The skating offered an opportunity for his therapists to point out to him how much he was favouring his left leg over his right, and to encourage him to practice at home. If you’re standing, stand on both legs. If you’re going up the stairs, step with both legs equally. For Eddie, the motivation to practice at home might be to improve his skating, but for his therapists, the skating is a way to motivate him to improve his walking, which, though not as fun, is a more useful skill.
But human nature, for a lot of us, is to use our strong side. When you’re kicking the soccer ball around with your kids, you kick with your strong foot. When you’re throwing the football, you throw with your strong arm. For Eddie to get better, he has to choose to throw with his weak arm, and kick with his weak leg, which is the case for many of our clients. Would you do it?
“All the people who nagged him (his therapists), hopefully once in a while he hears our voices in his head saying ‘use your right side!’ That’s what we want,” Teresa says. And, even if he doesn’t always choose his weak side, “at least he now has the toolkit and the knowledge to recognize it.”

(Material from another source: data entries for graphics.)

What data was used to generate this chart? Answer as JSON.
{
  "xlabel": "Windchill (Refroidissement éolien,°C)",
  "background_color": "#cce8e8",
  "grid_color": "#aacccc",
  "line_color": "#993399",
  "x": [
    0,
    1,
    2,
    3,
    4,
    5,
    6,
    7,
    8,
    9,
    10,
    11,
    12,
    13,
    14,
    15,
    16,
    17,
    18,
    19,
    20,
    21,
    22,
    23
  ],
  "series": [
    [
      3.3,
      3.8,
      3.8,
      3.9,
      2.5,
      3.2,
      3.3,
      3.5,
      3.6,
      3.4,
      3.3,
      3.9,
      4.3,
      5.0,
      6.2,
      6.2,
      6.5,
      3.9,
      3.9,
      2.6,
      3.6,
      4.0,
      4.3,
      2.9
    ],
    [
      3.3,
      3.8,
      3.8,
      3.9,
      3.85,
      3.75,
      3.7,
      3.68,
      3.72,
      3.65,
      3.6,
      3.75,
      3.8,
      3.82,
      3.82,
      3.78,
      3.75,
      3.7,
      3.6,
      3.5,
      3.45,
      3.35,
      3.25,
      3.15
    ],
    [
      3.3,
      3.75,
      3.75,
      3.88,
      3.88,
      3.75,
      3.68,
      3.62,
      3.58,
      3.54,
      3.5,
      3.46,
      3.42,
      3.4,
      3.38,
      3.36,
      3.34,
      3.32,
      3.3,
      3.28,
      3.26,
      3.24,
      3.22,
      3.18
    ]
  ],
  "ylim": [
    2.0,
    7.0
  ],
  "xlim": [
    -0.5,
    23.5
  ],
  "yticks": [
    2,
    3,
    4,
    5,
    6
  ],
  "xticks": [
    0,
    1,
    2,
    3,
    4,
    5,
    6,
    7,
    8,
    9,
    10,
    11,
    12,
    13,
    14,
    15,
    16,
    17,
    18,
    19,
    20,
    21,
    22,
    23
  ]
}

Teresa might tell you that effective rehab is about tough love. In Eddie’s own words: “ARBI is 98 per cent loving people, two per cent doing time.”
Now, in a lot of ways, it’s up to him. He’s got his driver’s license again and is back behind the wheel. He rides his new bike, and walks over to the neighbourhood pub every Saturday to sing karaoke, so an active and involved life is there for the taking.
Judging by the size of the smile when he rides that bike, or scores a goal top shelf on his under-protected volunteer, or rustles the hair of his young son, Riley, life can be enjoyed, too.
Eddie has a saying that he uses often to describe where he’s at: “I’m not done yet.” Typically understated, the obvious connotation is that, hopefully, we’re never done.